Thursday, March 18, 2010

Not a Girl Detective by Susan Kandel

Finished it yesterday. Overall reaction: Decent but not outstanding.

Not a Girl Detective was a pleasant enough read; it's a good concept: Cece Caruso writes biographies of famous mystery writers and then finds herself involved in mysteries that in some way relate to her subjects lives and/or characters; in fact, the concept might get me to read another book, despite this one's drawbacks.

I mostly liked the main character, loved her clothes, and appreciated the strong friendship portrayed in the book.

Still, it was a book that felt longer than it should have.

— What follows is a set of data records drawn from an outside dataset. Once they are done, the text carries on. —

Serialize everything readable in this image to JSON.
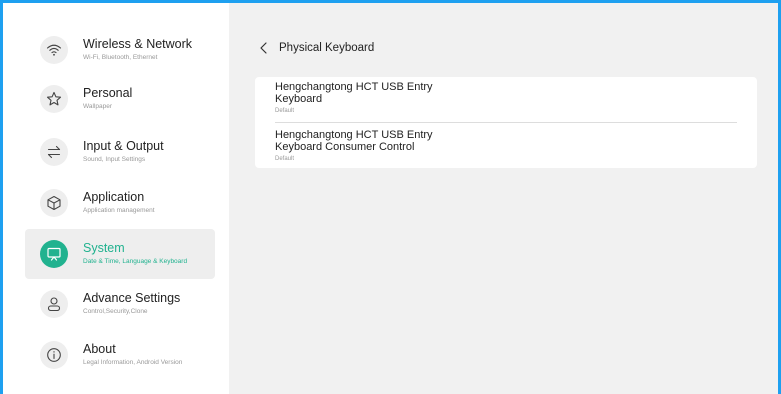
{
  "sidebar": {
    "items": [
      {
        "title": "Wireless & Network",
        "subtitle": "Wi-Fi, Bluetooth, Ethernet",
        "icon": "wifi-icon"
      },
      {
        "title": "Personal",
        "subtitle": "Wallpaper",
        "icon": "star-icon"
      },
      {
        "title": "Input & Output",
        "subtitle": "Sound, Input Settings",
        "icon": "swap-arrows-icon"
      },
      {
        "title": "Application",
        "subtitle": "Application management",
        "icon": "cube-icon"
      },
      {
        "title": "System",
        "subtitle": "Date & Time, Language & Keyboard",
        "icon": "display-icon",
        "active": true
      },
      {
        "title": "Advance Settings",
        "subtitle": "Control,Security,Clone",
        "icon": "user-icon"
      },
      {
        "title": "About",
        "subtitle": "Legal Information, Android Version",
        "icon": "info-icon"
      }
    ]
  },
  "main": {
    "title": "Physical Keyboard",
    "keyboards": [
      {
        "line1": "Hengchangtong  HCT USB Entry",
        "line2": "Keyboard",
        "layout": "Default"
      },
      {
        "line1": "Hengchangtong  HCT USB Entry",
        "line2": "Keyboard Consumer Control",
        "layout": "Default"
      }
    ]
  },
  "colors": {
    "accent": "#21b28f",
    "frame": "#1ea0f0",
    "main_bg": "#f1f1f1",
    "active_bg": "#eeeeee"
  }
}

One reason for this is that Kandel frequently gives into the temptation to provide undigested chunks of information, bits that she apparently found fascinating but that don't really relate to the mystery itself. With the Nancy Drew segments, this was largely forgivable: The main character is writing a book on Carolyn Keene, after all, so the topic is bound to come up. Even here, though, it comes up more often and in more detail than is necessary; I can't imagine anyone coming up and just rattling off the first appearances of every animal in the Nancy Drew books, unasked, not even at a Nancy Drew convention. There are also wanderings off into other directions, only a few of which turn out to be relevant and many of which are similarly awkwardly placed--Cece sits down to read and tells us what she is reading, for example, or, again, another character wanders up and rattles off a string of information for no particular reason.

A more general note: Female amateur sleuths need to stop dating policeman almost as much as romance heroines need to give up vampires.

To give Kandel credit, it is not the handsome male policeman who saves her from the gun-toting criminal as he details his crimes, and the policeman in question also has the grace not to forbid Cece to involve herself in crime ever again, nor does he ever sit down and obligingly list of clues for Cece to pluckily piece together--so the worst pitfalls are avoided.

Conclusion: Looking for a light read? Check the paperback out of the library.